Jackson County, Missouri, was named on behalf of Andrew Jackson – known as “Old Hickory” to his die hard fans. A man who was famous for his violent temper and numerous pistol duels. With that being said, he will forever remain unforgotten in the political and presidential world as both a hero and a villain. A generation after his presidency, biographers found his reputation a mass of contradictions: “Was he a dictator or a democrat, ignoramus or genius, Satan or a saint.”
His significant acts of generosity and kindness, as well as cruel and selfish acts of horror, have become legendary, sparking the recognition of both critics and followers alike. Andrew Jackson's masterful personality was enough all by itself to make him one of the most controversial figures ever to stride across the American stage.
The presidency of Andrew Jackson began on March 4, 1829, and ended on March 4, 1837. He was our seventh president, taking office after defeating incumbent John Quincy Adams in the 1828 presidential election by a landslide, after a bitter campaign. In coalition with politicians from New York and Virginia, he mobilized his Western support and founded a political force that has become today's Democratic Party. Jackson easily won re-election in 1832, defeating Henry Clay and was succeeded by his Vice President, Martin Van Buren.
Jackson has undoubtedly had a great influence on American presidential policies and governmental activities.
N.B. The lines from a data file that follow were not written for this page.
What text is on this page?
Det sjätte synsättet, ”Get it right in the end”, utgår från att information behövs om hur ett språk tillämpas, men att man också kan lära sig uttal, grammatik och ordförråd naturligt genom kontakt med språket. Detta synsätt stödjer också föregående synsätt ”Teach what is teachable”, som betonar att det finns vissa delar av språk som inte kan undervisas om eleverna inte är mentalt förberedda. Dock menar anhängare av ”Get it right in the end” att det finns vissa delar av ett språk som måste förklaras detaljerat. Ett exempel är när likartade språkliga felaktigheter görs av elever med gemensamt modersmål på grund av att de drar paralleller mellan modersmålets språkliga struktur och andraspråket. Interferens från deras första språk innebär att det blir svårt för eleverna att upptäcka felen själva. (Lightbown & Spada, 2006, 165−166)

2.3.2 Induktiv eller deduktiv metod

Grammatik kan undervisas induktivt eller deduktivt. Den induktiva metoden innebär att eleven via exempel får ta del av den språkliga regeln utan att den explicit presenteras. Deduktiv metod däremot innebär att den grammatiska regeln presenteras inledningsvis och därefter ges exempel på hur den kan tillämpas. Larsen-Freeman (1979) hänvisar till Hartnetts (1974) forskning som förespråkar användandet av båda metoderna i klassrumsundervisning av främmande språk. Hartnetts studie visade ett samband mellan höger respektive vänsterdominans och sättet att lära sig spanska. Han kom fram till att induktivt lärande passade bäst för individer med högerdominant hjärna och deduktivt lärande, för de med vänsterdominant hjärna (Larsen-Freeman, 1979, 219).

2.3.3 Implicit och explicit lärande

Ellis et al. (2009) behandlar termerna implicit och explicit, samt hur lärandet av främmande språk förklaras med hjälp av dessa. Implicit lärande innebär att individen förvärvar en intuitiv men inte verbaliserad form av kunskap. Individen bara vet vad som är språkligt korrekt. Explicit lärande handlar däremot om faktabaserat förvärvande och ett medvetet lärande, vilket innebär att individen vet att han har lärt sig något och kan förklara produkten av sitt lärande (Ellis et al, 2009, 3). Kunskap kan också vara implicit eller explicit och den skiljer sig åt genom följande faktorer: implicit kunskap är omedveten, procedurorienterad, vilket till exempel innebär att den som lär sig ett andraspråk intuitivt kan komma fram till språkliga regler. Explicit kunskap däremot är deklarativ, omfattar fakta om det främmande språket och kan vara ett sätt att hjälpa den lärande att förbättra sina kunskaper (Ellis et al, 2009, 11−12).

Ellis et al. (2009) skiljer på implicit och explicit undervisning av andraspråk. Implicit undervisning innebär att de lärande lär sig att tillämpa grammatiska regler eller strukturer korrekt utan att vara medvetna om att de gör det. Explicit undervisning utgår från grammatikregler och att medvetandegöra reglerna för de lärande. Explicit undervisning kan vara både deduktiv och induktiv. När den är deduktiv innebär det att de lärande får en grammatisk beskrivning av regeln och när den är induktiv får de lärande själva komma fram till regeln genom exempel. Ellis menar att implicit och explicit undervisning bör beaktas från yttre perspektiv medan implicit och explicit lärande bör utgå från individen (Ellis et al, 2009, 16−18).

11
This law obeying, law abiding president has gone down in history with his national legacy, both the good of it and the bad.
Not only did he establish the first pocket veto to be recorded in the history of America, but he also mutilated a sovereign nation when he passed the Indian Removal Act of 1830. Jackson removed all of the Native American population from lands east of the Mississippi River by force, commanding the tribes settle within a confined area of land west of the Mississippi known as Indian Territory (Kansas and Oklahoma) and never shall they return to their ancestral homelands.
He proceeded to take advantage of his tremendous power by further expanding his presidential authority and dominating the Cabinet, firing any member who would not agree with him. People opposed to Jackson saw him as self-centered and vain. Despite his many opponents, Jackson had countless supporters. He created a most prosperous political party and gained the respect and admiration of the American public. Thus, he was deemed as the “symbol of American accomplishment.” His power and authority served as an example for all presidents who have followed in his footsteps to this very day.
Jackson continued to captivate and awe his coalition of supporters by paying every cent of the national debt, and gave the common man more vocal opportunity in politics. His two terms as president set the tone for the quarter-century era of American public discourse known as the Jacksonian Era (or Second Party System), in which the principles of Jacksonian were advanced. These decades also included the rise of the “spoils system” in American politics.
Jackson's most controversial presidential actions included: The destruction of the Second Bank of the United States; his use of patronage to build his Democratic Party; his hard money policies, which helped contribute to the Panic of 1837; and his threat to use military force against the state of South Carolina during the 1832-33 Nullification Crisis.
Overall, Andrew Jackson had a remarkable impact on America. Politically and presidential-wise, Jackson’s presidency and legacy will never be overlooked. Of all presidential reputations, Jackson’s is perhaps the most difficult to summarize or explain. Thirteen polls of historians and political scientists taken between 1948 and 2009 have ranked Jackson always in or near the top 10 presidents.
Reference: “In the Shadow of Jackson – The American Past” by Joseph R. Conlin.